When I was a preteen, my dad lived in a house with a swimming pool for a few years. My friends and I would entertain ourselves in it for hours. Our favorite activity was holding our breaths. We’d take a giant gulp of air, dive underwater and see how many widths of the pool we could swim before we shot to the surface, gasping for air. Each summer, we’d improve our distance, developing little tricks for our sharp inhalation, for pushing off the pool walls and gradually releasing air from our mouths, short bursts or long trails of bubbles. We each developed a rhythm, a system.

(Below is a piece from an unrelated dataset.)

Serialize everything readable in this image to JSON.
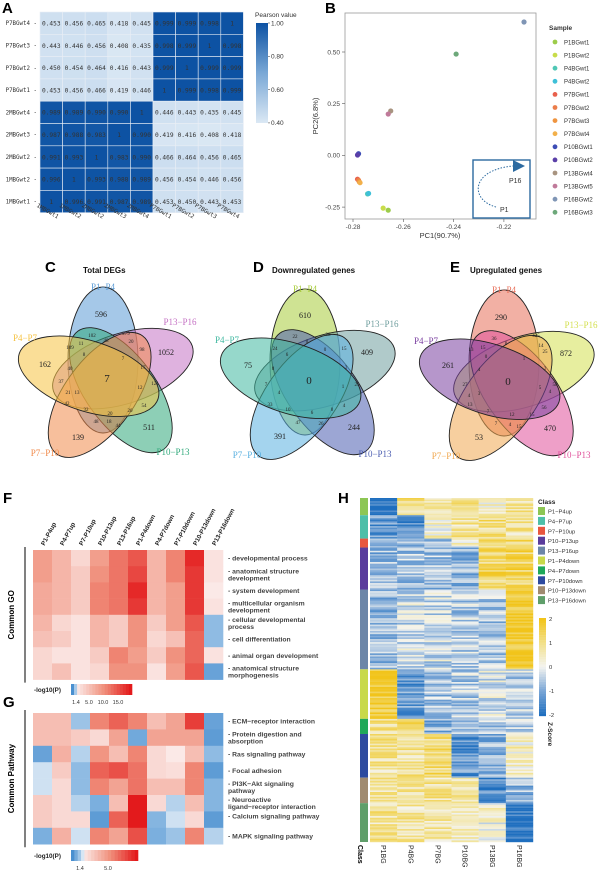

There, underwater, the world was reduced to the pool, to the pull of our bodies and release of breath, back and forth through the clear thick world. We were perfectly attuned and fully focused in the moment, not thinking about the progress of our summer tans, or our Shasta colas heating up on the pool deck. Thinking of those days now, I’d say we were practicing mindfulness, or even praying.

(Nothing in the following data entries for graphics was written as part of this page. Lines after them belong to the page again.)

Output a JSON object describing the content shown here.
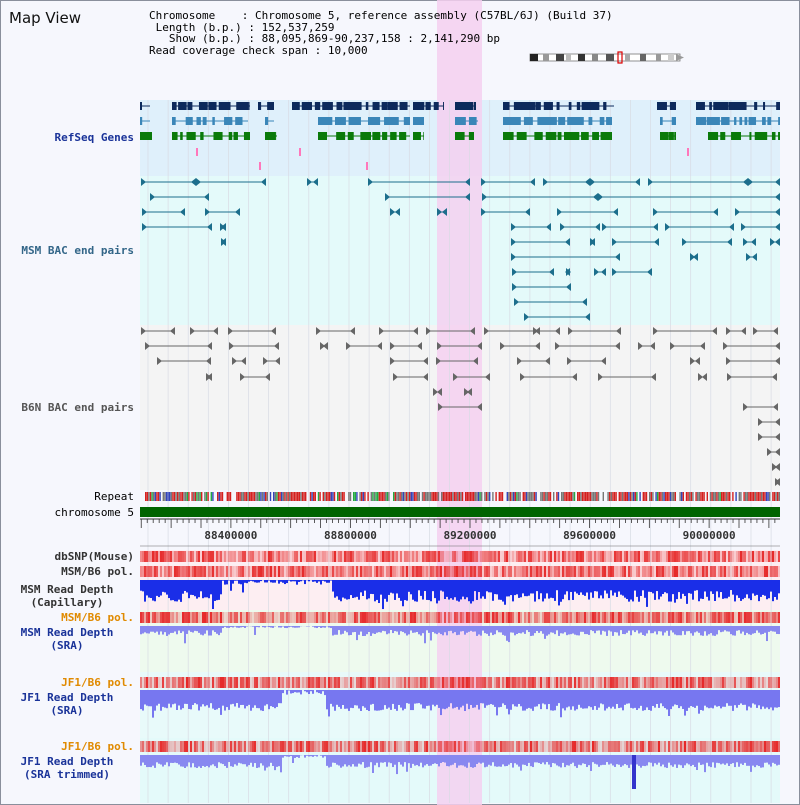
{
  "title": "Map View",
  "info": {
    "chromosome_key": "Chromosome",
    "chromosome_val": "Chromosome 5, reference assembly (C57BL/6J) (Build 37)",
    "length_key": "Length (b.p.)",
    "length_val": "152,537,259",
    "show_key": "Show (b.p.)",
    "show_val": "88,095,869-90,237,158 : 2,141,290 bp",
    "coverage_key": "Read coverage check span",
    "coverage_val": "10,000"
  },
  "tracks": {
    "refseq": "RefSeq Genes",
    "msm_bac": "MSM BAC end pairs",
    "b6n_bac": "B6N BAC end pairs",
    "repeat": "Repeat",
    "chromosome": "chromosome 5",
    "dbsnp": "dbSNP(Mouse)",
    "msm_pol1": "MSM/B6 pol.",
    "msm_depth_cap_1": "MSM Read Depth",
    "msm_depth_cap_2": "(Capillary)",
    "msm_pol2": "MSM/B6 pol.",
    "msm_depth_sra_1": "MSM Read Depth",
    "msm_depth_sra_2": "(SRA)",
    "jf1_pol1": "JF1/B6 pol.",
    "jf1_depth_sra_1": "JF1 Read Depth",
    "jf1_depth_sra_2": "(SRA)",
    "jf1_pol2": "JF1/B6 pol.",
    "jf1_depth_trim_1": "JF1 Read Depth",
    "jf1_depth_trim_2": "(SRA trimmed)"
  },
  "axis": {
    "ticks": [
      "88400000",
      "88800000",
      "89200000",
      "89600000",
      "90000000"
    ],
    "start": 88095869,
    "end": 90237158
  },
  "colors": {
    "refseq_label": "#1a3399",
    "bac_label": "#336688",
    "b6n_label": "#555555",
    "pol_label": "#e08a00",
    "depth_label": "#1a3399",
    "highlight": "#f5d0f0",
    "chromosome_bar": "#006400"
  }
}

Back then, we would’ve laughed at those very ideas. Practicing mindfulness would’ve been something our hippie aunts might do, something psychedelic and drug induced. Prayer was something confined to church or rosary beads, or something our parents or grandparents might do before dinner. Prayer definitely did not take place in a bikini.

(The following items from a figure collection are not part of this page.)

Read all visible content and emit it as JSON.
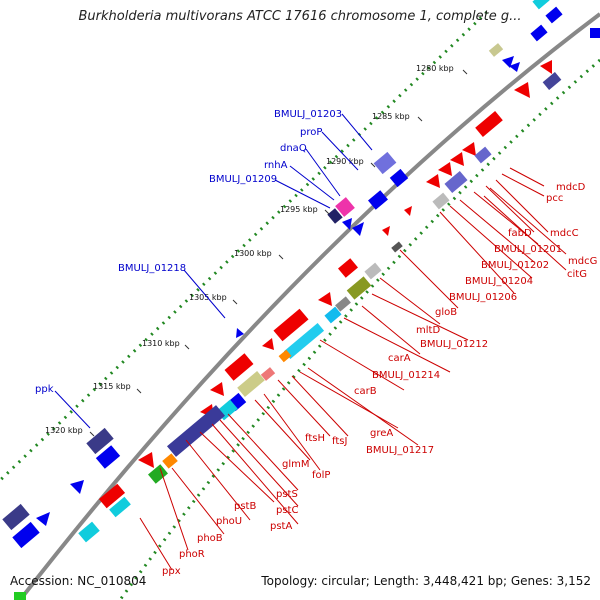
{
  "title": "Burkholderia multivorans ATCC 17616 chromosome 1, complete g...",
  "accession": "Accession: NC_010804",
  "summary": "Topology: circular; Length: 3,448,421 bp; Genes: 3,152",
  "colors": {
    "backbone": "#888888",
    "gc_skew_dots": "#228822",
    "forward_cds": "#0000ee",
    "reverse_cds": "#ee0000",
    "forward_label": "#0000cc",
    "reverse_label": "#cc0000"
  },
  "kbp_ticks": [
    {
      "label": "1280 kbp"
    },
    {
      "label": "1285 kbp"
    },
    {
      "label": "1290 kbp"
    },
    {
      "label": "1295 kbp"
    },
    {
      "label": "1300 kbp"
    },
    {
      "label": "1305 kbp"
    },
    {
      "label": "1310 kbp"
    },
    {
      "label": "1315 kbp"
    },
    {
      "label": "1320 kbp"
    }
  ],
  "forward_gene_labels": [
    {
      "text": "BMULJ_01203"
    },
    {
      "text": "proP"
    },
    {
      "text": "dnaQ"
    },
    {
      "text": "rnhA"
    },
    {
      "text": "BMULJ_01209"
    },
    {
      "text": "BMULJ_01218"
    },
    {
      "text": "ppk"
    }
  ],
  "reverse_gene_labels": [
    {
      "text": "mdcD"
    },
    {
      "text": "pcc"
    },
    {
      "text": "mdcC"
    },
    {
      "text": "fabD"
    },
    {
      "text": "mdcG"
    },
    {
      "text": "BMULJ_01201"
    },
    {
      "text": "citG"
    },
    {
      "text": "BMULJ_01202"
    },
    {
      "text": "BMULJ_01204"
    },
    {
      "text": "BMULJ_01206"
    },
    {
      "text": "gloB"
    },
    {
      "text": "mltD"
    },
    {
      "text": "BMULJ_01212"
    },
    {
      "text": "carA"
    },
    {
      "text": "BMULJ_01214"
    },
    {
      "text": "carB"
    },
    {
      "text": "greA"
    },
    {
      "text": "ftsH"
    },
    {
      "text": "ftsJ"
    },
    {
      "text": "BMULJ_01217"
    },
    {
      "text": "glmM"
    },
    {
      "text": "folP"
    },
    {
      "text": "pstS"
    },
    {
      "text": "pstC"
    },
    {
      "text": "pstB"
    },
    {
      "text": "pstA"
    },
    {
      "text": "phoU"
    },
    {
      "text": "phoB"
    },
    {
      "text": "phoR"
    },
    {
      "text": "ppx"
    }
  ]
}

With the exception childbirth, where I trained with three different breathing techniques, and two bouts with pneumonia, I hadn’t really concentrated on breathing until I signed up for “Relax with Yoga,” Integral yoga taught by Radha Vignola, through Dominican Hospital’s education program. I went because I needed to stretch my low back, the spot where all my troubles seem to get stuck.
Once I was there, I found that more important than the stretch was the breath, and with that focus on breath came the invitation to pray, to bring in beautiful thoughts, to close our time sending out light and peace and healing energy to a world in pain. What a gift, especially to a pastor, who is usually “in charge” of prayer! In that breathing, I am brought back to myself, just like I was in my dad’s swimming pool.
My twelve-year old self and my twelve-year old daughter, who observed a class a few years ago, think the “skull shining breath,” and other yoga practices are completely odd and bizarre. They do take some getting used to, but science is catching up with this ancient practice. “Mindfulness” is mainstream, and touted by folks like John Kabat-Zinn, professor of Medicine at the University of Massachussets Medical School.
Kabat-Zinn says that if we could adopt one simple practice to eliminate stress, it should be the awareness of breath. When we pay attention to our breathing, he says, we aren’t thinking about the breath before, or the breath to come, we are fully in the moment of this breath.
In Hebrew, the word for Spirit is Ruach, which also means breath. God brought humans to life by filling them with breath, with spirit. In Christian tradition, Jesus tells his followers that after he is gone, he will send the Holy Spirit to be a comfort to them. He sends breath and it brings new life.
The spirit of the divine is with us, as close as our breath. The Apostle Paul encouraged others to pray without ceasing. That seems impossible when we think of prayer as desperate imploring or nonstop conversation. With prayer as breath, and breath as prayer, each inhalation offers us the opportunity to be fully present in the moment, and to be connected with the creative force of the universe.
May you breathe deeply of the breath of life.